Regarding the command line client, IMO it should be as consistent with the existing CLIs as possible. And I would prefer names of operations instead of HTTP mnemonics (POST/GET/PUT), for example:

So no status and no asynchronous / polling. (And that's independent of whether we make the Processor Server API itself blocking or not... the client could still implement a polling loop or callback or whatever is necessary.)

MehmedGIT commented 1 year ago

it should be as consistent with the existing CLIs as possible. And I would prefer names of operations instead of HTTP mnemonics (POST/GET/PUT)

Agree. I am also not a big fan of the HTTP mnemonics for the CLI.

Worth noting that the list option can get big really fast if the listing is not done just on user level when there are many users.

bertsky commented 1 year ago

Worth noting that the list option can get big really fast if the listing is not done just on user level when there are many users.

Yes, but adding user management like fastapi-users should not be difficult, IMO this is out of scope for core.

bertsky commented 1 year ago

@MehmedGIT we currently have the ocrd network client processing processor NAME --address ADDR --agent-type=worker (via publish_to_queue asynchronously) and --agent-type=server (via push_to_processor_server synchronously). The latter also uses the Processing Server – but shouldn't the client in that case try to connect to the Processor Server directly? Or would that be another independent client command (say ocrd network client processor ADDR)?

(Background: @joschrew in https://github.com/OCR-D/ocrd_all/pull/386 started implementing the ocrd_all-based deployment with docker compose for servers and the client CLIs – currently for the Processing Server model only.
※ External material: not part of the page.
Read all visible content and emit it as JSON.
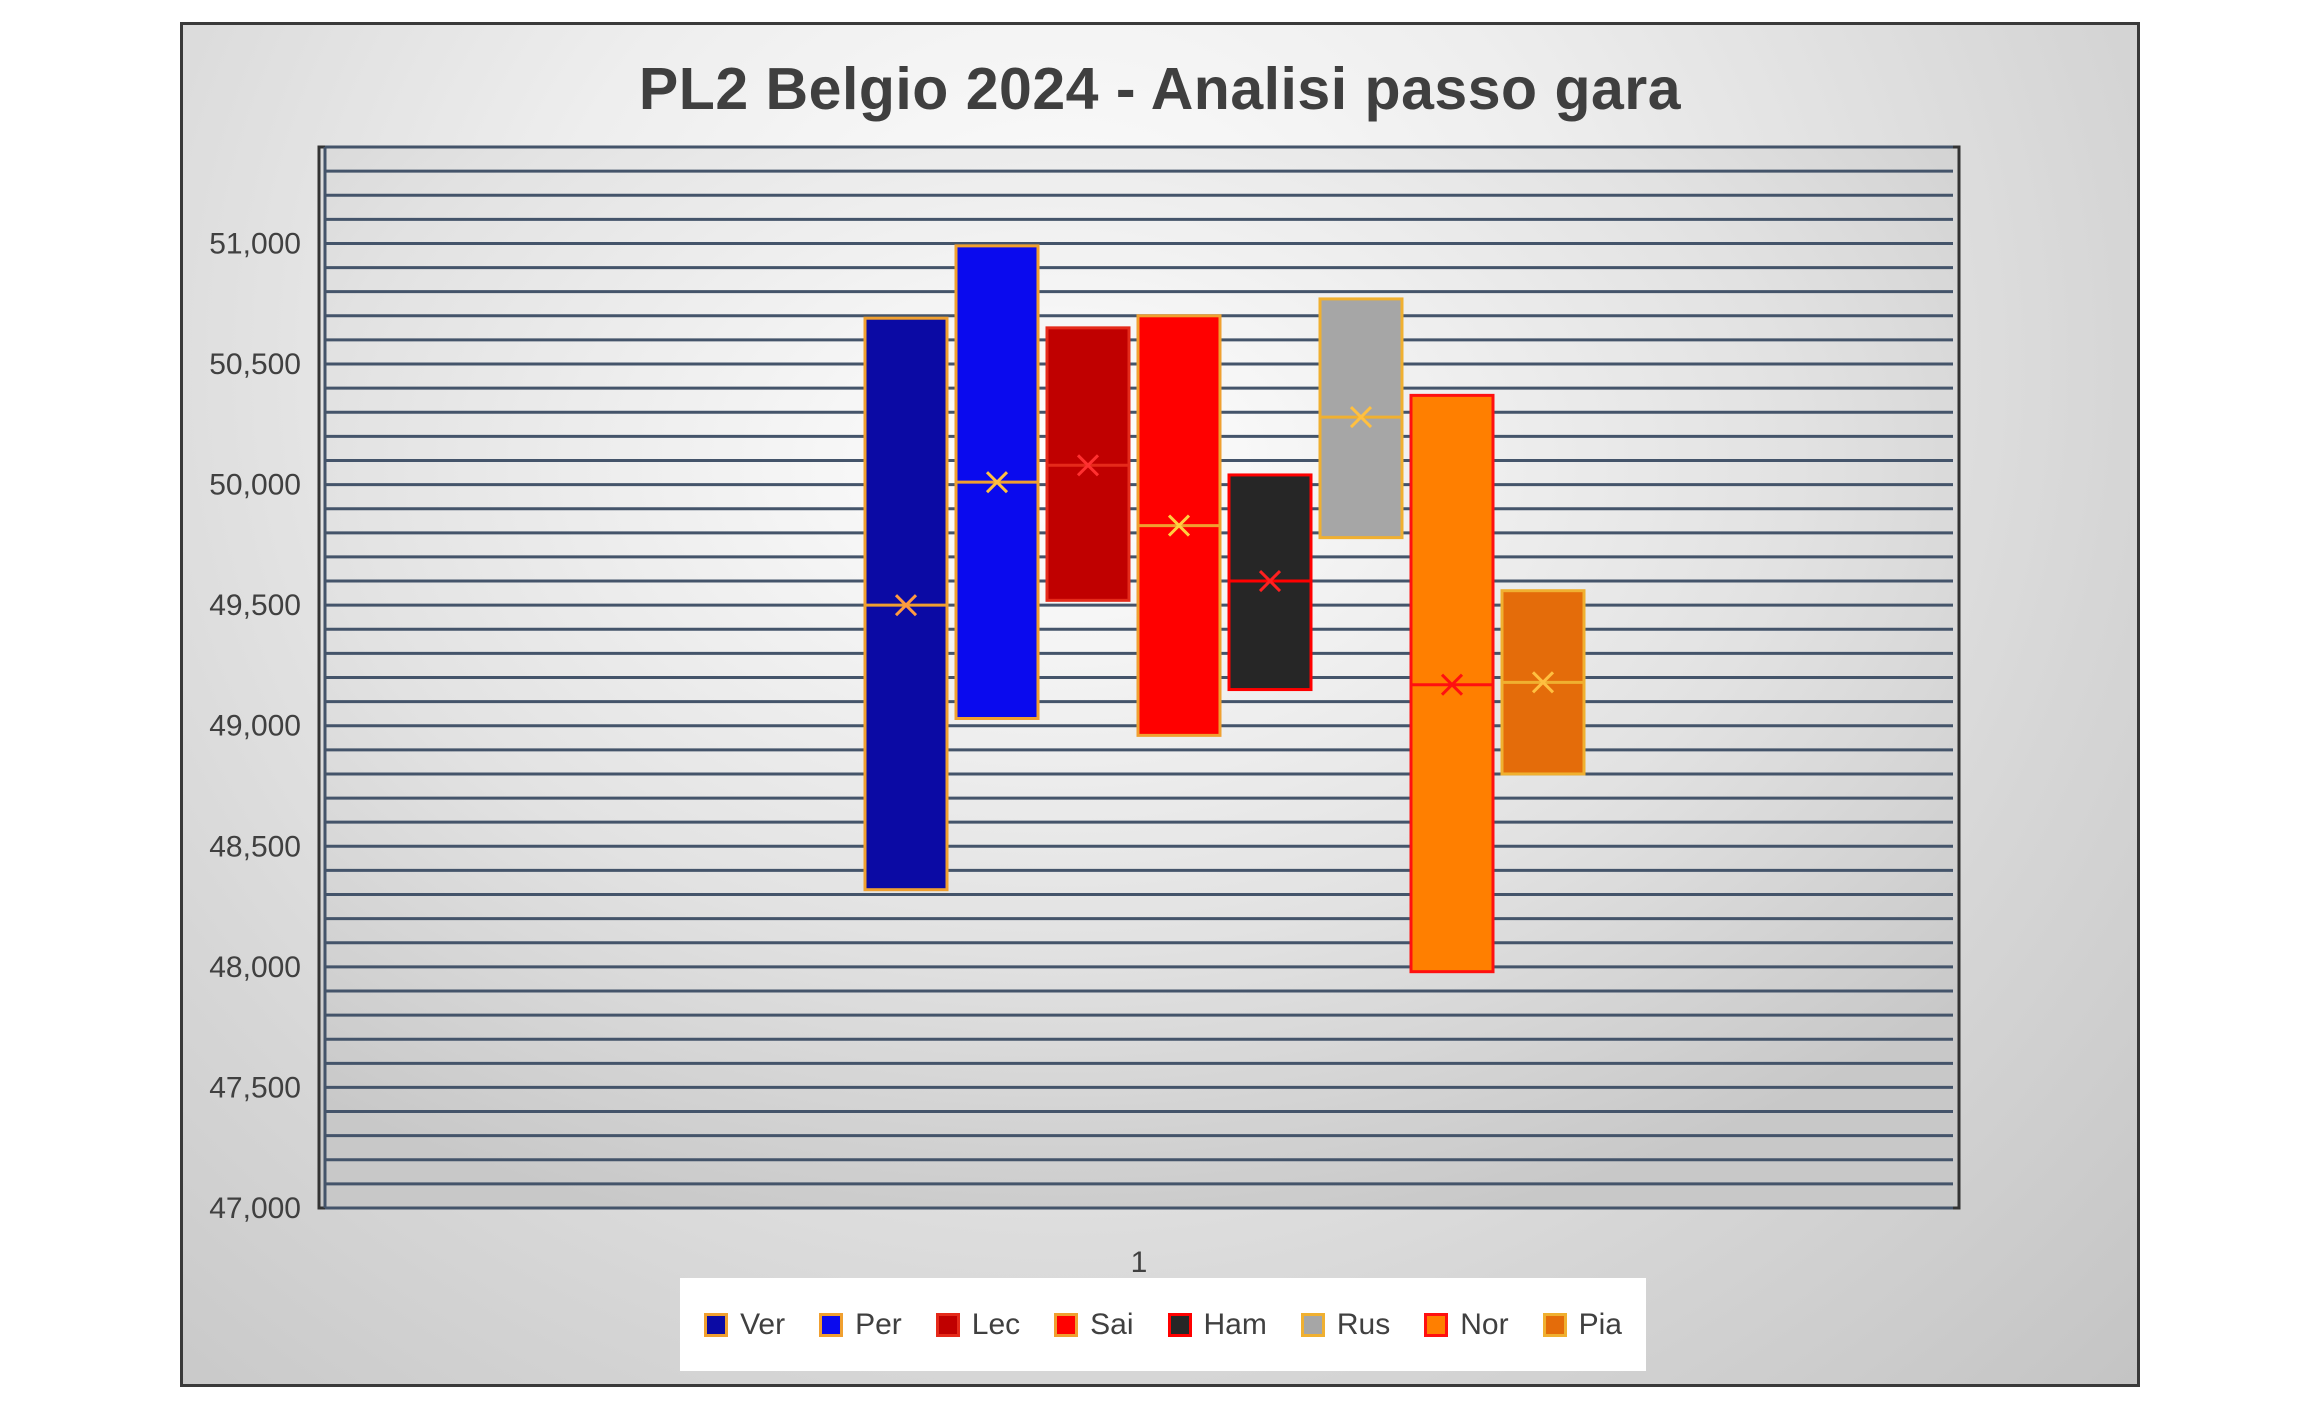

For the Processor Server model it would not make sense to use the Processing Server at all, but we have no client CLI yet.)

MehmedGIT commented 1 year ago

Or would that be another independent client command (say ocrd network client processor ADDR)?

It would be rather that to allow both ways.

For the Processor Server model it would not make sense to use the Processing Server at all, but we have no client CLI yet.

Right, the client CLI should be extended to support that.